In case you’re counting, this post’s title says that there will be ten great places to get Appalachian crafts, and I’ve only listed nine. It’s not because I’ve been swigging egg nog while writing this. (Though I have been swigging egg nog while writing this.)
I’d just like your help in naming number ten. Share the knowledge. Whether it’s your church craft show, a roadside stand, or an Etsy shop, what’s your favorite place to buy handmade goods from the Appalachian South?
Kentucky Artisan Center at Berea, Berea, Kentucky: USA Today says, “This center is part of the legacy of Phyllis George Brown, a former Miss America and Kentucky first lady who championed state crafts. ‘Her influence was felt nationally,’ [Wendy Rosen, editor of American Style magazine] says. ‘Not every state can afford to build Disney World, but every state can afford to support its creative people.’ She recommends the wood carvings, pottery and quilts.”
Heartwood, Abingdon, Virginia: USA Today says, “Just 6 months old, this regional craft center and restaurant is convenient to Interstate 81. ‘You can get something to eat and do some great shopping as well,’ Rosen says. She suggests checking out the walking sticks, fiber art and furniture, which only large stores such as Heartwood have the space to carry.”
Tamarack, Beckley, West Virginia: USA Today says, “This state-run craft store was one of the first to be located at a highway rest stop and helped popularize the concept. Now many states require rest-stop shops to carry locally made merchandise. ‘Tamarack is one of the biggest that has been built in the last 30 years,’ Rosen says. ‘It has become a wonderful tourist attraction.’ You’ll find everything here from jams and jellies to wood-turned bowls.'”
Museum of the Cherokee Indian, Cherokee, North Carolina: Supporting the Eastern Band of the Cherokee, the museum store offers jewelry and crafts that follow native traditions, including what may be the coolest stocking stuffer ever—a mini blow gun with darts. If you’re close enough to visit the museum, tickets would also make an excellent gift.
Lost River Artisans Cooperative, Lost River, West Virginia: Lost River is better described as a hamlet than a town. In spite of its size, it has a first-rate center for area artists.
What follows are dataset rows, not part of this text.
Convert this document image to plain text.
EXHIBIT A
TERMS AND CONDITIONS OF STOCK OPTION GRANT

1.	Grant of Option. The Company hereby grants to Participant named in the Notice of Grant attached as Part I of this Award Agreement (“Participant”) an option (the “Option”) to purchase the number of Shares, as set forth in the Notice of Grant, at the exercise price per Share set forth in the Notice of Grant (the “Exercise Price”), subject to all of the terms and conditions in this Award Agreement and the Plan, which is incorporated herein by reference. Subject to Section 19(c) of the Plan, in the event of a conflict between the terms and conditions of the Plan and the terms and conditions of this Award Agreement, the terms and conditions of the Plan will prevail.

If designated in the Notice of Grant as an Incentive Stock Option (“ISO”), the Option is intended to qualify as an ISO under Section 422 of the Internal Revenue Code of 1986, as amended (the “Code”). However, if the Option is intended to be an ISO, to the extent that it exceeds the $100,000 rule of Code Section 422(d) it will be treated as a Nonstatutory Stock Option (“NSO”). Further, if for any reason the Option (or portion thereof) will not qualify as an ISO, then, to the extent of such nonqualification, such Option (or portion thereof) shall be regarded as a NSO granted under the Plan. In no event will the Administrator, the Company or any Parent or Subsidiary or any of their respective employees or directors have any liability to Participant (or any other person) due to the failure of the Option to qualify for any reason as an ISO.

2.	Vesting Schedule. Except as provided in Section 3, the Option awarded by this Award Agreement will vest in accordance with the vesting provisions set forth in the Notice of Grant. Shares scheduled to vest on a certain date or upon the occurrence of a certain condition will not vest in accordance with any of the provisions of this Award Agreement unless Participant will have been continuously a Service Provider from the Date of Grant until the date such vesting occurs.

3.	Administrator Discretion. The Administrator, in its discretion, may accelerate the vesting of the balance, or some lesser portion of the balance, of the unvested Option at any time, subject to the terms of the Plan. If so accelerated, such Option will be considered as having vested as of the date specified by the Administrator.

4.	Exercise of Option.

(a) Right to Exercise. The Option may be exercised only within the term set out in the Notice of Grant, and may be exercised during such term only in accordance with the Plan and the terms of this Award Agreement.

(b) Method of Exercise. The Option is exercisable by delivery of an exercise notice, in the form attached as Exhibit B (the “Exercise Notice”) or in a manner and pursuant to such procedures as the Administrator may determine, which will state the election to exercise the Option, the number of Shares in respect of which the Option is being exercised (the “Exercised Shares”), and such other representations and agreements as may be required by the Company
In one renovated barn, you can buy everything from locally made jewelry to soap, take a wood carving class, learn to knit, and bone up on the area’s history in the small but thoughtfully conceived Lost River Museum.
Southern Highland Craft Guild, shops in North Carolina, Kentucky, and Tennessee: These shops are serious about Appalachian crafts. They are affiliated with the Folk Arts Center, which showcases the finest in traditional and contemporary crafts of the Southern Appalachians. Based in Asheville, the headquarters has live craft demonstrations and a museum of premiere crafts from the region alongside the oldest, continuously operating craft shop in the U.S. It dates to 1897. If you’re shopping any of the six locations or online, note the wide range of mediums represented. Everything from cucumber seeds to beeswax plays a role in these local masterpieces.
Floyd Country Store, Floyd, Virginia: If you’ve been to Floyd on a Friday night, you already know this country store. It’s the heart of the town’s renowned Friday Night Jamboree, a weekly hoedown for mountain music enthusiasts. In addition to being one of the two best places to hear bluegrass (so says Country Living magazine), the Floyd Country Store also trades in locally made goods, including handmade dolls, old time toys, and oddities. Where else can you buy pie pans and hear some of the best bluegrass in the nation?
Appalachian Arts Crafts Center, Norris, Tennessee: Want to see the goods you’re buying while they’re still being made? Tour the studios at the Appalachian Arts Crafts Center. Quilts; pottery; and woven goods, like handbags and rugs, are made onsite and later sold in the center’s gallery.
Black Dog Salvage, Roanoke, Virginia: Don’t let the name fool you. Black Dog is more than a salvage yard. It has a 14,000 square foot marketplace overflowing with handmade objects and antiques. You can find a china hutch made from barn board right beside holiday cards printed on a 1913 letterpress.